Bij besluit van 27 juni 2019 heeft de raad het bestemmingsplan "Fort aan den Ham" vastgesteld.

Tegen dit besluit heeft [appellant] beroep ingesteld.

Stadsherstel Amsterdam N.V. (hierna: Stadsherstel) heeft een schriftelijke uiteenzetting gegeven.

De raad heeft een verweerschrift ingediend.

[appellant] heeft een nader stuk ingediend.

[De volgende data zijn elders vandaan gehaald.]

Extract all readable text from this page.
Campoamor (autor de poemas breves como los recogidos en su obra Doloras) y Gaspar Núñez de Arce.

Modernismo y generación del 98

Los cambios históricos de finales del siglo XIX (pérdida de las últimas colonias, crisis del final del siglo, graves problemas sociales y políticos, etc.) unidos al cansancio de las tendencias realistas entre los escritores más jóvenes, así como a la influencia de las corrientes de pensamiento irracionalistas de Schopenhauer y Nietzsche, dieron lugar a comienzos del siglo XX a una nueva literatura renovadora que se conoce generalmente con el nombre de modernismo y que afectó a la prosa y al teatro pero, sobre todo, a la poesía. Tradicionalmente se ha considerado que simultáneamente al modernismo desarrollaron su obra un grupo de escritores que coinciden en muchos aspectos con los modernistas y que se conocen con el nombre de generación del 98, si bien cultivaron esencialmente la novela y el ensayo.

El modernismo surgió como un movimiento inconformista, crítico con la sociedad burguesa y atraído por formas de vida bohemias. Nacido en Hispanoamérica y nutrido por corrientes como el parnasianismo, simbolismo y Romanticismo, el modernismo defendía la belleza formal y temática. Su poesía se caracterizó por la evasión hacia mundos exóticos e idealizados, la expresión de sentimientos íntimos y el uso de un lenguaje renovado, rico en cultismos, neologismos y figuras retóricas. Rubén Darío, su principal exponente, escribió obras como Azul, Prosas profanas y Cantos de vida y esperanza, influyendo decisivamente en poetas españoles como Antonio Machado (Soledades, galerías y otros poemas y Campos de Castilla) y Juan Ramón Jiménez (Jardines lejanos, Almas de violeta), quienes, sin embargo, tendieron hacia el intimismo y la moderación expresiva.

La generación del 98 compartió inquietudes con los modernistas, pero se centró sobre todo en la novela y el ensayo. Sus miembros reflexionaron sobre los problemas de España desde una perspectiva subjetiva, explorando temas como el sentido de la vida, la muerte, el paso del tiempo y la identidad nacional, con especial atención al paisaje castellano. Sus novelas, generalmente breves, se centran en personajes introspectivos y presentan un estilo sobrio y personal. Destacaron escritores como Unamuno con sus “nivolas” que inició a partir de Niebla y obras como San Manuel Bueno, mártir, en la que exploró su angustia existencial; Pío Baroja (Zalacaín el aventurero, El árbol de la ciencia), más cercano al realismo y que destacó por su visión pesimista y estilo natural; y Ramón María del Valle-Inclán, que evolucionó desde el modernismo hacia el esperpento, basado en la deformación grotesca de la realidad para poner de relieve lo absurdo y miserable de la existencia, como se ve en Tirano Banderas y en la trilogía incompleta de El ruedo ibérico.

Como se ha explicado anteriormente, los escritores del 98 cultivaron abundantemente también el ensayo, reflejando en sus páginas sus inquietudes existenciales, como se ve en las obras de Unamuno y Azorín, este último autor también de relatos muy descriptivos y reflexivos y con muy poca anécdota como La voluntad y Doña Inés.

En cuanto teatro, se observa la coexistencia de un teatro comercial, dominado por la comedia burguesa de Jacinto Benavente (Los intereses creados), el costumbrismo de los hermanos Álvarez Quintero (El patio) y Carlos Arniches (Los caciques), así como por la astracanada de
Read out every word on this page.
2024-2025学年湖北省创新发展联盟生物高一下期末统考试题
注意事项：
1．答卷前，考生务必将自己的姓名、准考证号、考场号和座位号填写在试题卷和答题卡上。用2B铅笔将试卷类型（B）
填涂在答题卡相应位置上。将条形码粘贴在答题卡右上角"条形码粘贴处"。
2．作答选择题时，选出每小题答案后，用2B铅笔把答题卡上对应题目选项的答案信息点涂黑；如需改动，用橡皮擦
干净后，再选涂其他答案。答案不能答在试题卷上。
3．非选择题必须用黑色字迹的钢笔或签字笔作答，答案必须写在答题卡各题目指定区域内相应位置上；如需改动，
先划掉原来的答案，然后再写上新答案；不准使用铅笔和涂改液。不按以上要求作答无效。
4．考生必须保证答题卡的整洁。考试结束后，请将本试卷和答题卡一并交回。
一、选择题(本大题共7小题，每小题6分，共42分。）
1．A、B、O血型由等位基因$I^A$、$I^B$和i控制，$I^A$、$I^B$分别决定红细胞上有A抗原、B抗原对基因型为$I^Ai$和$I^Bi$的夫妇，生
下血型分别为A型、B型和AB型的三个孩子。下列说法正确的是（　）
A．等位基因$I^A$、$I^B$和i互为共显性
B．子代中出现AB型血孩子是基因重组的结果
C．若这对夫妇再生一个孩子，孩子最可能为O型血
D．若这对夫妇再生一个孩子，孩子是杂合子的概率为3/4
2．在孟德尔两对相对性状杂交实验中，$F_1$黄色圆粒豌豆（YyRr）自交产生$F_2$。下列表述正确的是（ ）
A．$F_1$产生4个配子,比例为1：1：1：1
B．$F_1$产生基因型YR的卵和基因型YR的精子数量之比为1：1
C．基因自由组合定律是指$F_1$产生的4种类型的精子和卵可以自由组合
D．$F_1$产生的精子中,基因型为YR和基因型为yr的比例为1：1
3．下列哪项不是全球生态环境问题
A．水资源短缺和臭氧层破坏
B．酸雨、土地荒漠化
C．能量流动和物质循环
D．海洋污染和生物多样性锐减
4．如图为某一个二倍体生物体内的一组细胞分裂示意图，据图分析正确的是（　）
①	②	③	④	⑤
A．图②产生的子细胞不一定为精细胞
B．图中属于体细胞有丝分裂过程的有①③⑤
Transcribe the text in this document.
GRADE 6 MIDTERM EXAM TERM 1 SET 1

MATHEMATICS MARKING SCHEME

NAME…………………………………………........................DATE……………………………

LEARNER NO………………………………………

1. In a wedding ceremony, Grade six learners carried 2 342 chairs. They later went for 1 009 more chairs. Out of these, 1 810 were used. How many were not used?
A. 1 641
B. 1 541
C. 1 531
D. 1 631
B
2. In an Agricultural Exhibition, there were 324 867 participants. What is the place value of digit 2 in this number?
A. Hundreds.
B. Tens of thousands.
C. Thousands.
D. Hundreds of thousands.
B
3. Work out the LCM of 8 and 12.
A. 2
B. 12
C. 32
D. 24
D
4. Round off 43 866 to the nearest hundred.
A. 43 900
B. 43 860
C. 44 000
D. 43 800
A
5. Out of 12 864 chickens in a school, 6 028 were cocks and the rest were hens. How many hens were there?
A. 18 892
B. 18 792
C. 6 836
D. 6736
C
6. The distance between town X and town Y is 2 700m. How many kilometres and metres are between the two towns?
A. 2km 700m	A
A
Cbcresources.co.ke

De raad, [appellant] en Stadsherstel hebben toestemming, als bedoeld in artikel 8:57, eerste lid, van de Algemene wet bestuursrecht verleend, waarna de Afdeling het onderzoek heeft gesloten.

Overwegingen

Inleiding

1.    Het bestemmingsplan heeft betrekking op de gronden van Fort aan Den Ham (hierna: het fort) dat tot de Stelling van Amsterdam behoort. Het plan voorziet in een verruiming van de gebruiksmogelijkheden van het fort. Stadsherstel Amsterdam N.V. is de ontwikkelaar van de verruiming.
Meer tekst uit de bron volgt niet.